Мне пишут: "Ой, она уже из ума выжила! Что она говорит?" А много ума не надо, чтобы понимать, что убивать – плохо. Можешь быть полным идиотом, но понимать, что убивать – плохо
– Я очень любил смотреть у Максима в Instagram, когда они с Аллой Борисовной были в Юрмале, и вы дурачились с ней. Это было потрясающе.
– "Дамы дзюн" (смеется).
– Вы приехали на гастроли в Израиль, и они пришли на ваш концерт в Тель-Авиве. Да?
– Да.
– Вы общались? Каким было общение?
– Конечно. Я была дома. И мы на концерте, после концерта и на следующий день опять. Конечно, мы общались.
– Как Алла Борисовна? Что она говорит?
– Ну как? Я не могу рассказывать, будто я сплетница.
– Понимаю.
– Поэтому могу сказать только, что выглядит она отлично. Очевидно, солнце южное и все это... Детки чудные. В общем, все прекрасно. Просто снимать "Дамы дзюн" неохота. Я думала, что сейчас встретимся – а вдруг захочется. Не захотелось.
– Вы попели с ней немножко?
– Нет, мы не пели. И петь не хочется. Грустно. Хочется, чтобы это время скорее закончилось. Я хочу, чтобы это закончилось.
– Есть целый ряд звезд первой величины, наших с вами общих друзей, которые просто тихо пропали. И правильно сделали. Если не можешь сказать что-то против и не хочешь говорить "за", – пропади. Я не называю даже фамилий, не хочу их подставить ни в коем случае. Они живут в свое удовольствие и не имеют отношения к гадости, которая окружает всех остальных. А есть третья категория ваших коллег, которые с радостью поддерживают эту вакханалию. Илья Резник... Ну старый дурак. Ему 85 лет исполнилось. Что тебе надо? Ну что ты туда лезешь? Что ты песни пишешь, воспевающие агрессию России, войну? Это кошмар. Это или старческий маразм, или глупость.

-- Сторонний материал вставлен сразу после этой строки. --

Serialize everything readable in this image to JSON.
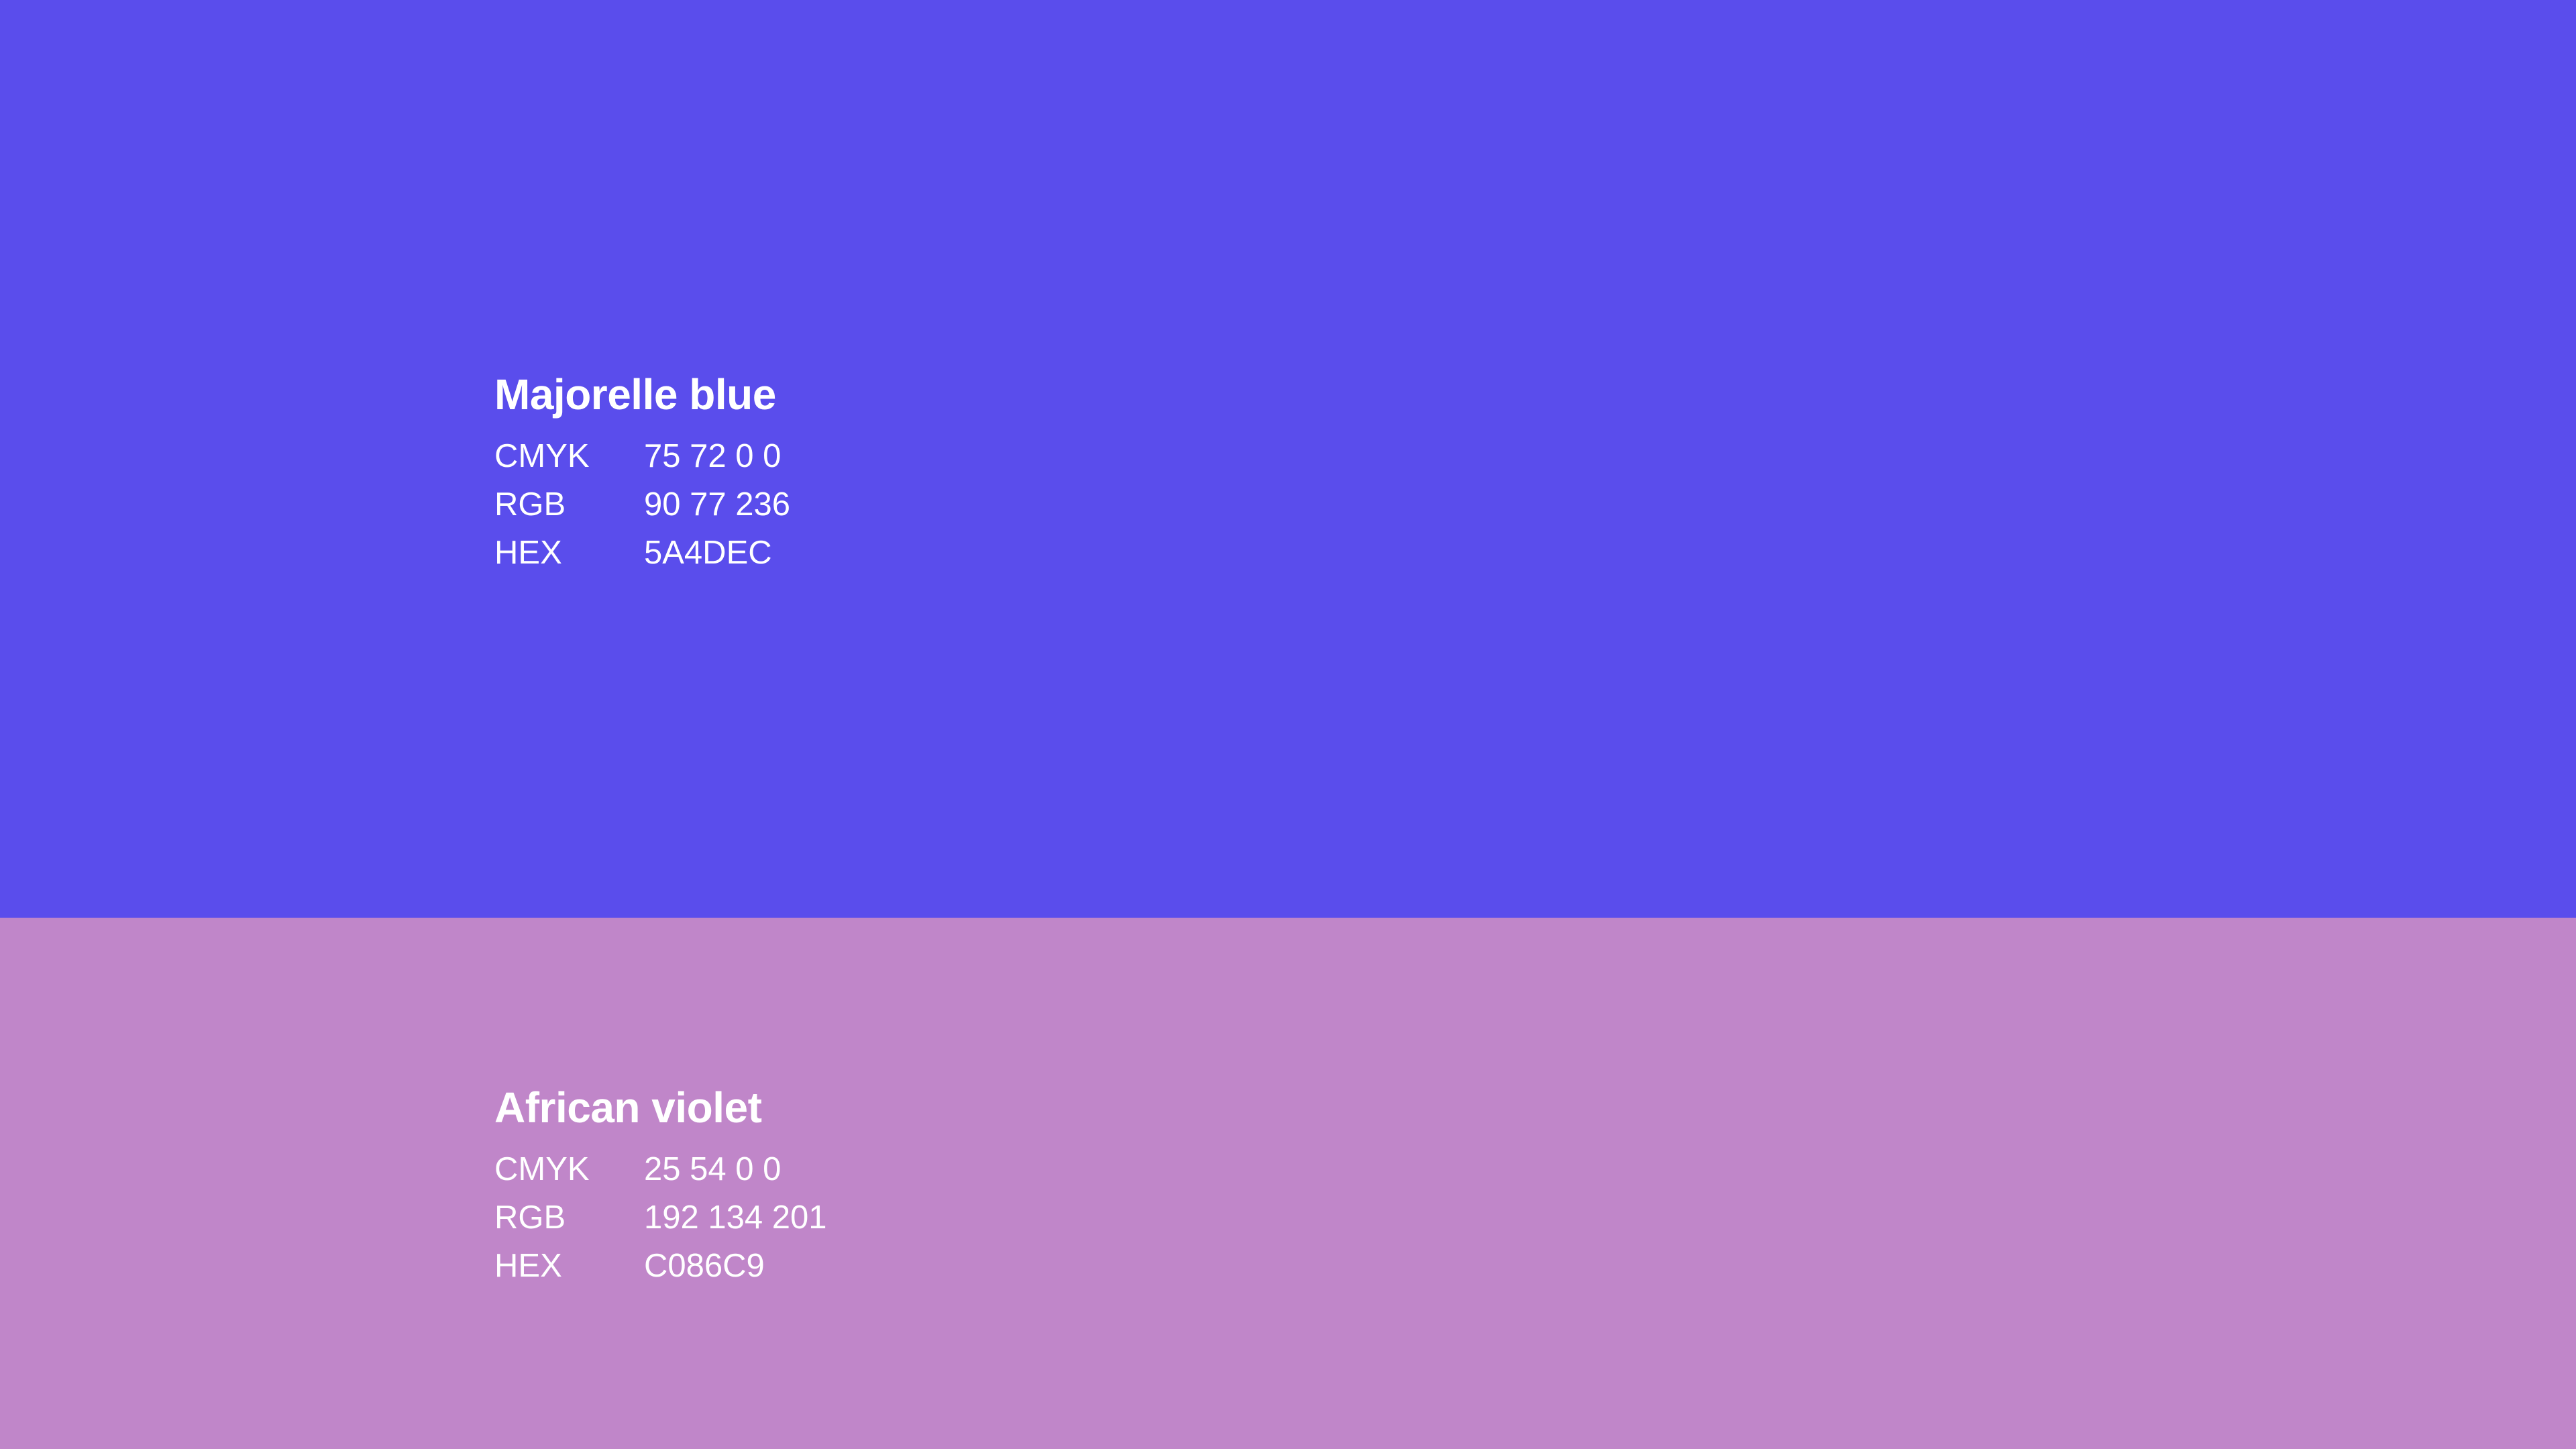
{
  "swatches": [
    {
      "name": "Majorelle blue",
      "color": "#5A4DEC",
      "values": [
        {
          "label": "CMYK",
          "value": "75 72 0 0"
        },
        {
          "label": "RGB",
          "value": "90 77 236"
        },
        {
          "label": "HEX",
          "value": "5A4DEC"
        }
      ]
    },
    {
      "name": "African violet",
      "color": "#C086C9",
      "values": [
        {
          "label": "CMYK",
          "value": "25 54 0 0"
        },
        {
          "label": "RGB",
          "value": "192 134 201"
        },
        {
          "label": "HEX",
          "value": "C086C9"
        }
      ]
    }
  ]
}
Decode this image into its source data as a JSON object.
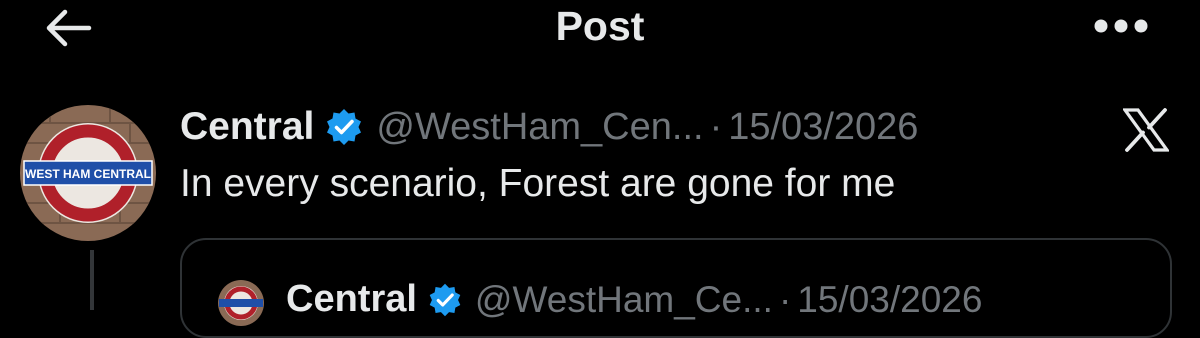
{
  "header": {
    "title": "Post",
    "back_icon": "arrow-left-icon",
    "more_icon": "more-horizontal-icon"
  },
  "post": {
    "avatar": {
      "icon": "roundel-avatar",
      "sign_text": "WEST HAM CENTRAL",
      "colors": {
        "ring": "#b0202a",
        "bar": "#1f4fa8",
        "brick": "#8a6a55"
      }
    },
    "display_name": "Central",
    "verified_icon": "verified-badge-icon",
    "handle": "@WestHam_Cen...",
    "separator": "·",
    "date": "15/03/2026",
    "platform_icon": "x-logo-icon",
    "text": "In every scenario, Forest are gone for me"
  },
  "quoted_post": {
    "display_name": "Central",
    "verified_icon": "verified-badge-icon",
    "handle": "@WestHam_Ce...",
    "separator": "·",
    "date": "15/03/2026"
  },
  "colors": {
    "background": "#000000",
    "text_primary": "#e7e9ea",
    "text_secondary": "#71767b",
    "verified": "#1d9bf0",
    "border": "#2f3336"
  }
}
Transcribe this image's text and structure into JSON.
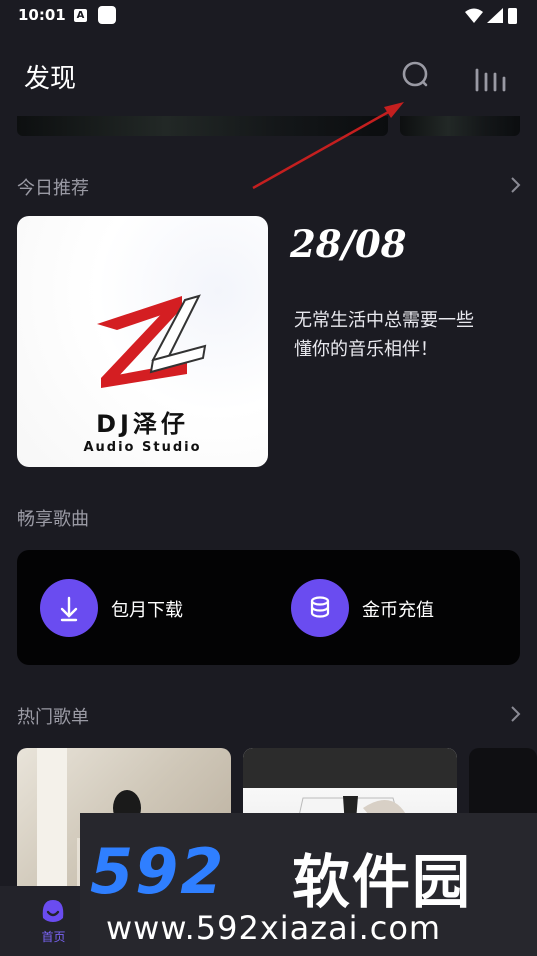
{
  "status_bar": {
    "time": "10:01",
    "notif_letter": "A"
  },
  "header": {
    "title": "发现"
  },
  "today": {
    "section_title": "今日推荐",
    "date": "28/08",
    "text_line1": "无常生活中总需要一些",
    "text_line2": "懂你的音乐相伴！",
    "album_logo": "ZL",
    "album_name": "DJ泽仔",
    "album_sub": "Audio Studio"
  },
  "enjoy": {
    "section_title": "畅享歌曲",
    "items": [
      {
        "label": "包月下载",
        "icon": "download-icon"
      },
      {
        "label": "金币充值",
        "icon": "coins-icon"
      }
    ]
  },
  "hot": {
    "section_title": "热门歌单"
  },
  "bottom_nav": {
    "home_label": "首页"
  },
  "watermark": {
    "logo": "592",
    "name": "软件园",
    "url": "www.592xiazai.com"
  },
  "colors": {
    "accent": "#6a4cf0",
    "background": "#1b1b22",
    "arrow": "#c41f1f"
  }
}
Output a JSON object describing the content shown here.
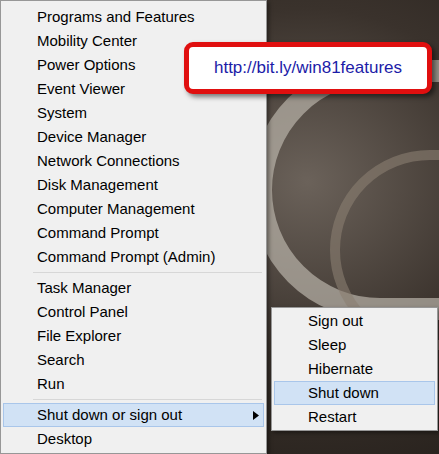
{
  "menu": {
    "groups": [
      {
        "items": [
          {
            "label": "Programs and Features",
            "selected": false,
            "kind": "item"
          },
          {
            "label": "Mobility Center",
            "selected": false,
            "kind": "item"
          },
          {
            "label": "Power Options",
            "selected": false,
            "kind": "item"
          },
          {
            "label": "Event Viewer",
            "selected": false,
            "kind": "item"
          },
          {
            "label": "System",
            "selected": false,
            "kind": "item"
          },
          {
            "label": "Device Manager",
            "selected": false,
            "kind": "item"
          },
          {
            "label": "Network Connections",
            "selected": false,
            "kind": "item"
          },
          {
            "label": "Disk Management",
            "selected": false,
            "kind": "item"
          },
          {
            "label": "Computer Management",
            "selected": false,
            "kind": "item"
          },
          {
            "label": "Command Prompt",
            "selected": false,
            "kind": "item"
          },
          {
            "label": "Command Prompt (Admin)",
            "selected": false,
            "kind": "item"
          }
        ]
      },
      {
        "items": [
          {
            "label": "Task Manager",
            "selected": false,
            "kind": "item"
          },
          {
            "label": "Control Panel",
            "selected": false,
            "kind": "item"
          },
          {
            "label": "File Explorer",
            "selected": false,
            "kind": "item"
          },
          {
            "label": "Search",
            "selected": false,
            "kind": "item"
          },
          {
            "label": "Run",
            "selected": false,
            "kind": "item"
          }
        ]
      },
      {
        "items": [
          {
            "label": "Shut down or sign out",
            "selected": true,
            "kind": "submenu"
          },
          {
            "label": "Desktop",
            "selected": false,
            "kind": "item"
          }
        ]
      }
    ]
  },
  "submenu": {
    "items": [
      {
        "label": "Sign out",
        "selected": false
      },
      {
        "label": "Sleep",
        "selected": false
      },
      {
        "label": "Hibernate",
        "selected": false
      },
      {
        "label": "Shut down",
        "selected": true
      },
      {
        "label": "Restart",
        "selected": false
      }
    ]
  },
  "callout": {
    "text": "http://bit.ly/win81features"
  }
}
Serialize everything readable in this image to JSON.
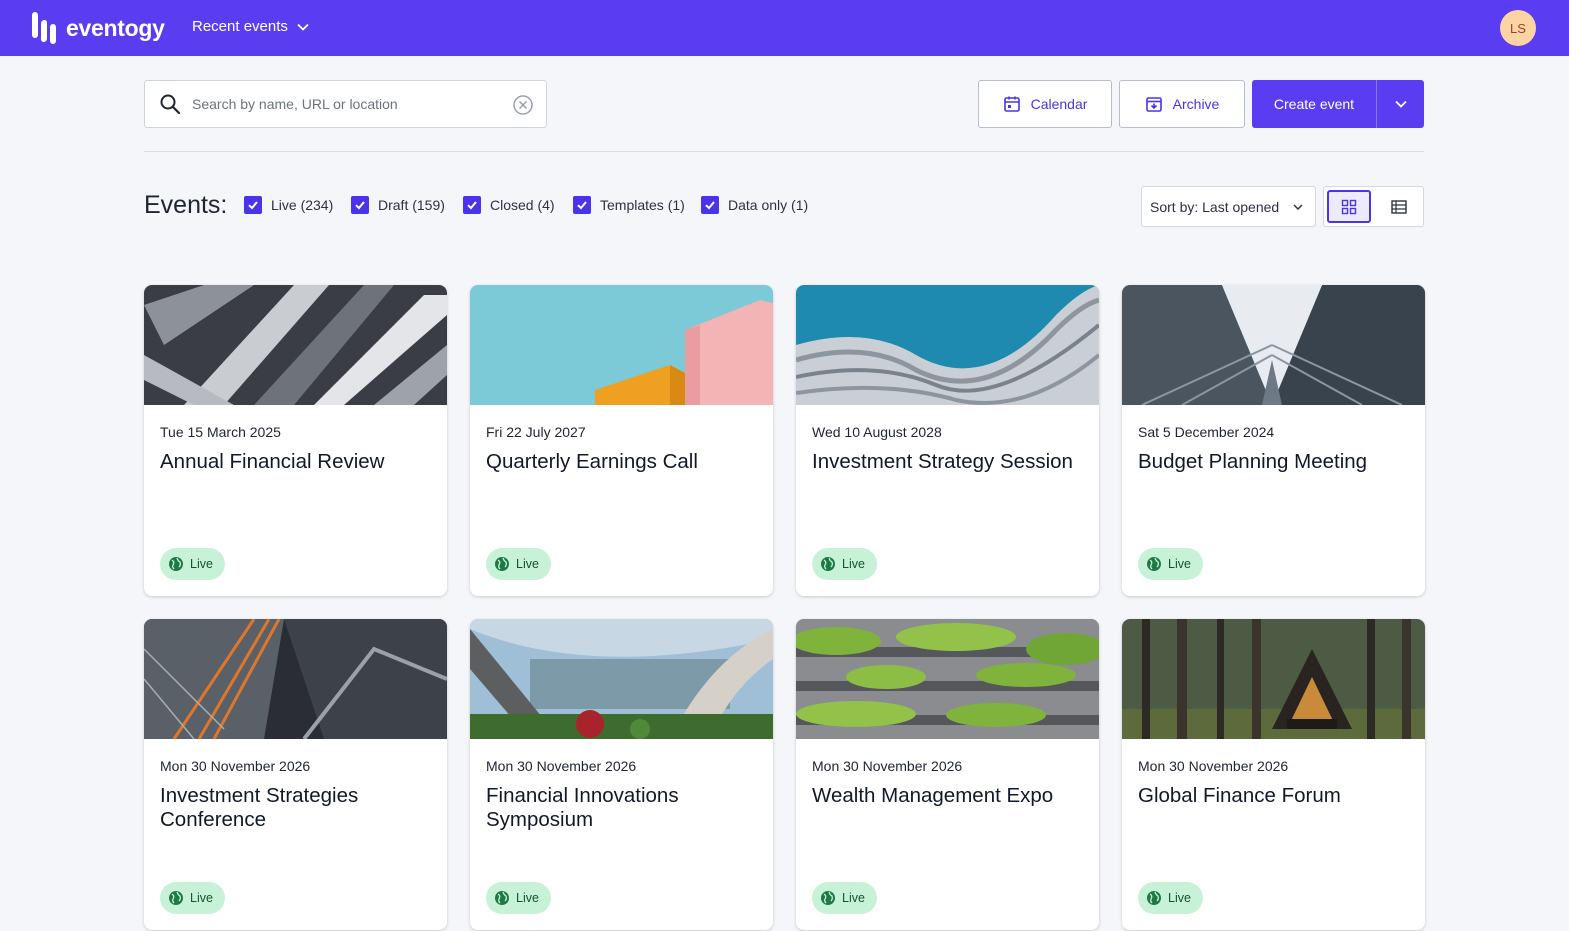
{
  "header": {
    "brand": "eventogy",
    "recent_label": "Recent events",
    "avatar_initials": "LS",
    "brand_color": "#5a3df0"
  },
  "toolbar": {
    "search_placeholder": "Search by name, URL or location",
    "search_value": "",
    "calendar_label": "Calendar",
    "archive_label": "Archive",
    "create_label": "Create event"
  },
  "filters": {
    "heading": "Events:",
    "items": [
      {
        "label": "Live (234)",
        "checked": true
      },
      {
        "label": "Draft (159)",
        "checked": true
      },
      {
        "label": "Closed (4)",
        "checked": true
      },
      {
        "label": "Templates (1)",
        "checked": true
      },
      {
        "label": "Data only (1)",
        "checked": true
      }
    ],
    "sort_label": "Sort by: Last opened",
    "view_mode": "grid"
  },
  "events": [
    {
      "date": "Tue 15 March 2025",
      "title": "Annual Financial Review",
      "status": "Live",
      "image": "building-slats"
    },
    {
      "date": "Fri 22 July 2027",
      "title": "Quarterly Earnings Call",
      "status": "Live",
      "image": "pastel-blocks"
    },
    {
      "date": "Wed 10 August 2028",
      "title": "Investment Strategy Session",
      "status": "Live",
      "image": "wave-facade"
    },
    {
      "date": "Sat 5 December 2024",
      "title": "Budget Planning Meeting",
      "status": "Live",
      "image": "glass-towers"
    },
    {
      "date": "Mon 30 November 2026",
      "title": "Investment Strategies Conference",
      "status": "Live",
      "image": "skyscraper-orange"
    },
    {
      "date": "Mon 30 November 2026",
      "title": "Financial Innovations Symposium",
      "status": "Live",
      "image": "curved-roof"
    },
    {
      "date": "Mon 30 November 2026",
      "title": "Wealth Management Expo",
      "status": "Live",
      "image": "green-building"
    },
    {
      "date": "Mon 30 November 2026",
      "title": "Global Finance Forum",
      "status": "Live",
      "image": "forest-cabin"
    }
  ]
}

– Знаешь, дело не в возрасте.
– (Смеется).
– Ты в любом возрасте можешь быть справедливым. Это мне тоже пишут: "Ой, она уже из ума выжила! Что она говорит?" А много ума не надо, чтобы понимать, что убивать – плохо. Вообще не надо быть умным. Можешь быть полным идиотом, но понимать, что убивать – плохо. Этого достаточно. Поэтому сейчас если Илюша... Я не знаю, что он. Я не смотрю телевидение.
– И слава богу.
– Да. Я не могу себя заставить. И не стараюсь. И потом в Латвии я смотрю только Euronews. А все остальное – в интернете. И делать какую-то карьеру... Знаешь, в чем привилегия возраста? Ты можешь говорить все, что думаешь. Когда ты молодой, ты не можешь говорить все, что думаешь, потому что у тебя вся жизнь впереди. Ты должен думать о репутации. И ты всегда можешь что-то исправить. А когда тебе уже лет побольше, например, как мне, я свою репутацию уже не исправлю. Я должна быть такой, какой я была всегда. Я посмотрела, о чем мы говорили в 2016 году, в 2007-м. Я так же могу сейчас сказать. Так легко не врать, так легко быть честным... И совсем не стыдно. Знаешь, что еще интересно? Как люди путают любовь к своей стране. Они думают, что те, которые критикуют, не любят страну. У них сердце болит, душа – они говорят. А те, которые молчат и еще злятся на тех, которые хотят, чтобы было лучше, – они... Я больше ничего не понимаю, я тебе скажу так. Я думала, что все думают, как я. Оказывается, мы совсем разные люди. Кто-то немножко посередине. Знаешь, никто не должен быть героем. Мы же не требуем этого. Поэтому требовать-то нечего. Но быть человеком, быть приличным... Я любила зверят больше, чем людей, – а сейчас еще больше люблю их. Потому что только люди могут такие гадости делать. Только люди. И голова дана, и то дано, и это дано, а поступать плохо могут только люди.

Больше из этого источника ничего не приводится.